The job of a pastry chef is no easy task—it’s quality and finesse, a kind of precision that Miko and Kristine couldn’t release even as business partners. Now having opened nine restaurant concepts since they first started out, they say that they’ve developed a kind of business sense that works for them. “Kristine would always say na with the nine restaurant concepts that we opened, nine times na kami nag-MBA. From scratch talaga lahat, so you have to make it work.”
What we’re passionate about is culinary. . . When we started, I was thinking of taking an MBA ‘cause wala kaming alam [about] business. But someone told me: you don’t need an MBA. You’re surrounded with businessmen.
Christine Zarandin
From working in the kitchen with Wolfgang Puck to the demanding diners of Las Vegas, there is hardly anything that has fazed Christine Zarandin. Lately, you can find her in Wantusawa, where she takes the lead even out of the kitchen.
Christine Zarandin is the kind of chef that can part a sea of cooks. In her former profession of working the hotels, her tough exterior and no-nonsense attitude earned her a few cries of, “wow, what a bitch,” which she tells us about in the same no-nonsense tone. “That’s how it is. You want to stay in the kitchen, you can’t cry. Or, if you want to cry, go cry inside your car or when you get home.”
Even now in the dining area of her first and latest restaurant venture, Wantusawa, as she sits on a chair, out of the chef’s uniform, she commands attention. “I’m not a chef chef anymore,” is one of the first things she tells us, even as she directs the kitchen staff. “A chef heads a team. A chef is a leader in the kitchen.”
Christine claims she’s much more relaxed now that she’s primarily stayed out of the kitchen, focusing on running her oyster and wine bar, a hit in the neighborhood of Poblacion.
I work harder than them, I stay super late nights, I do everything that they all do and more—because I can.
“I used to drink cans of Red Bull when I was in Vegas. Crazy. Before, I could do three cans a night with six shots of espresso. I would wake up at four in the morning, practice for competition at five in the morning; we’d practice ‘til, like, eight and then I’d go to work, I’d sleep a little bit again, I’d sleep in my car in the parking lot, and then by ten or eleven, I’d be in the kitchen.

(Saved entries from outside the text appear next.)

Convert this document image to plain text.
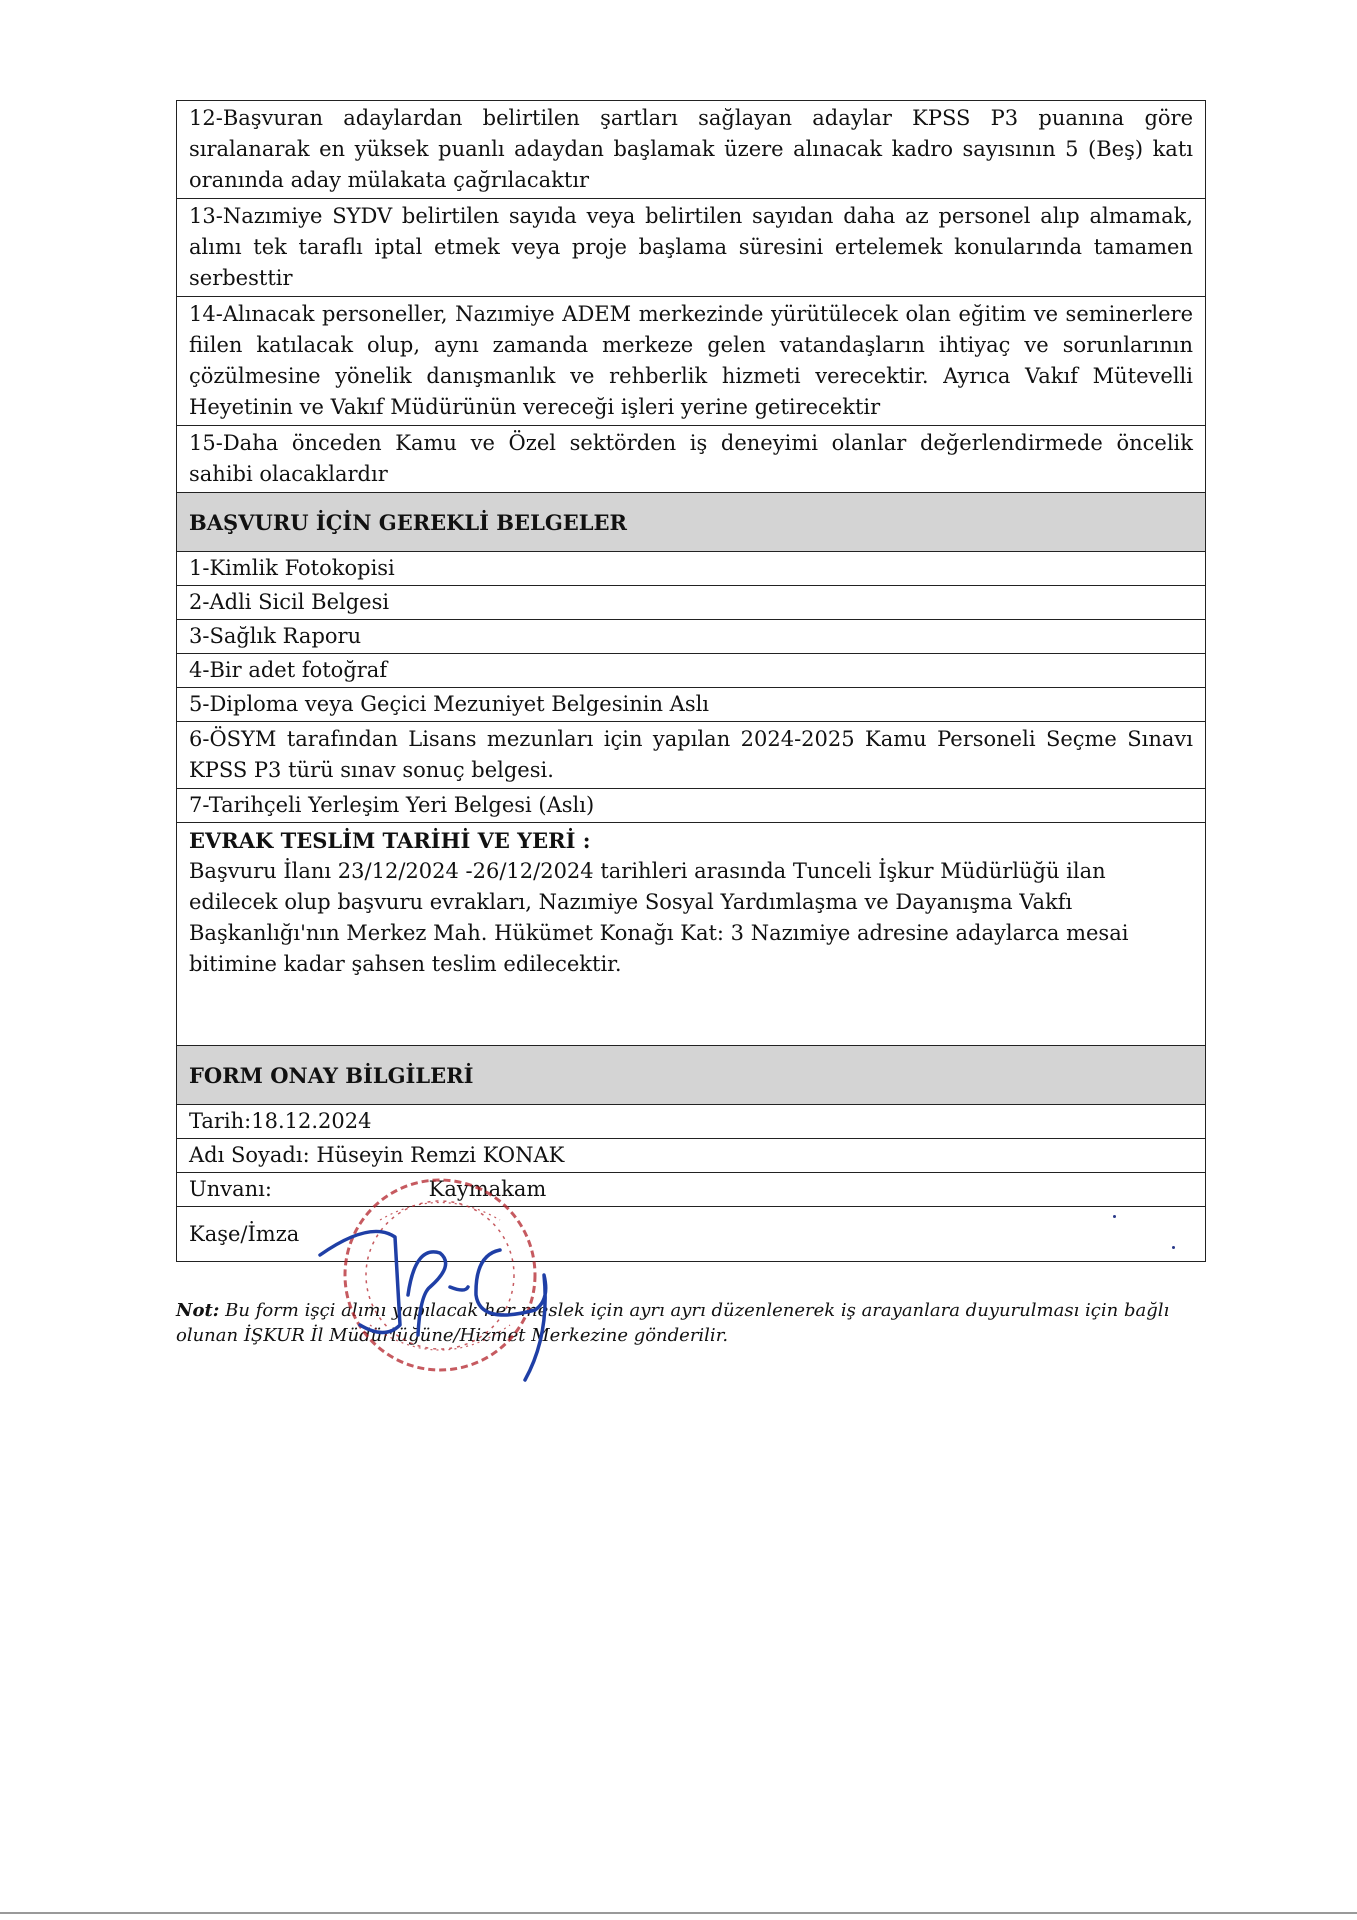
12-Başvuran adaylardan belirtilen şartları sağlayan adaylar KPSS P3 puanına göre sıralanarak en yüksek puanlı adaydan başlamak üzere alınacak kadro sayısının 5 (Beş) katı oranında aday mülakata çağrılacaktır
13-Nazımiye SYDV belirtilen sayıda veya belirtilen sayıdan daha az personel alıp almamak, alımı tek taraflı iptal etmek veya proje başlama süresini ertelemek konularında tamamen serbesttir
14-Alınacak personeller, Nazımiye ADEM merkezinde yürütülecek olan eğitim ve seminerlere fiilen katılacak olup, aynı zamanda merkeze gelen vatandaşların ihtiyaç ve sorunlarının çözülmesine yönelik danışmanlık ve rehberlik hizmeti verecektir. Ayrıca Vakıf Mütevelli Heyetinin ve Vakıf Müdürünün vereceği işleri yerine getirecektir
15-Daha önceden Kamu ve Özel sektörden iş deneyimi olanlar değerlendirmede öncelik sahibi olacaklardır
BAŞVURU İÇİN GEREKLİ BELGELER
1-Kimlik Fotokopisi
2-Adli Sicil Belgesi
3-Sağlık Raporu
4-Bir adet fotoğraf
5-Diploma veya Geçici Mezuniyet Belgesinin Aslı
6-ÖSYM tarafından Lisans mezunları için yapılan 2024-2025 Kamu Personeli Seçme Sınavı KPSS P3 türü sınav sonuç belgesi.
7-Tarihçeli Yerleşim Yeri Belgesi (Aslı)

EVRAK TESLİM TARİHİ VE YERİ :
Başvuru İlanı 23/12/2024 -26/12/2024 tarihleri arasında Tunceli İşkur Müdürlüğü ilan edilecek olup başvuru evrakları, Nazımiye Sosyal Yardımlaşma ve Dayanışma Vakfı Başkanlığı'nın Merkez Mah. Hükümet Konağı Kat: 3 Nazımiye adresine adaylarca mesai bitimine kadar şahsen teslim edilecektir.
FORM ONAY BİLGİLERİ
Tarih:18.12.2024
Adı Soyadı: Hüseyin Remzi KONAK
Unvanı:	Kaymakam
Kaşe/İmza
Not: Bu form işçi alımı yapılacak her meslek için ayrı ayrı düzenlenerek iş arayanlara duyurulması için bağlı olunan İŞKUR İl Müdürlüğüne/Hizmet Merkezine gönderilir.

I didn’t see anything else other than the kitchen. Well, the bars, at the end of the night. I worked in Vegas for eight years. Never in a casino, but all the restaurants were fine dining and they were all by celebrity chefs. It is the craziest environment, to live in Vegas where at the end of the night all the chefs are driving me to the strip club and I was the only girl—I was always the only girl.
The kitchen is [comprised of] maybe 95% boys. I always push the girls and I take care of them a little bit more. I always tell them: If you want to stay in the kitchen, you have to deal with this.
I want [my guests] to have something that makes them think: ‘Tomorrow, I wanna eat that again.’ Food should really be comfortable. Not aloof and not intimidating.
When I was growing up in the kitchen, it was always all-boys. Even in my first years here in Manila—my entire staff was all-boys. Some were in their 50s, I had to deal with that. Imagine, they’re that old and they’re thinking: ‘Sino ba ‘tongbabae na ‘to?’ So, I worked harder than them. That’s how I get their respect: I work harder than them, I stay super late nights, I do everything that they all do and more—because I can.”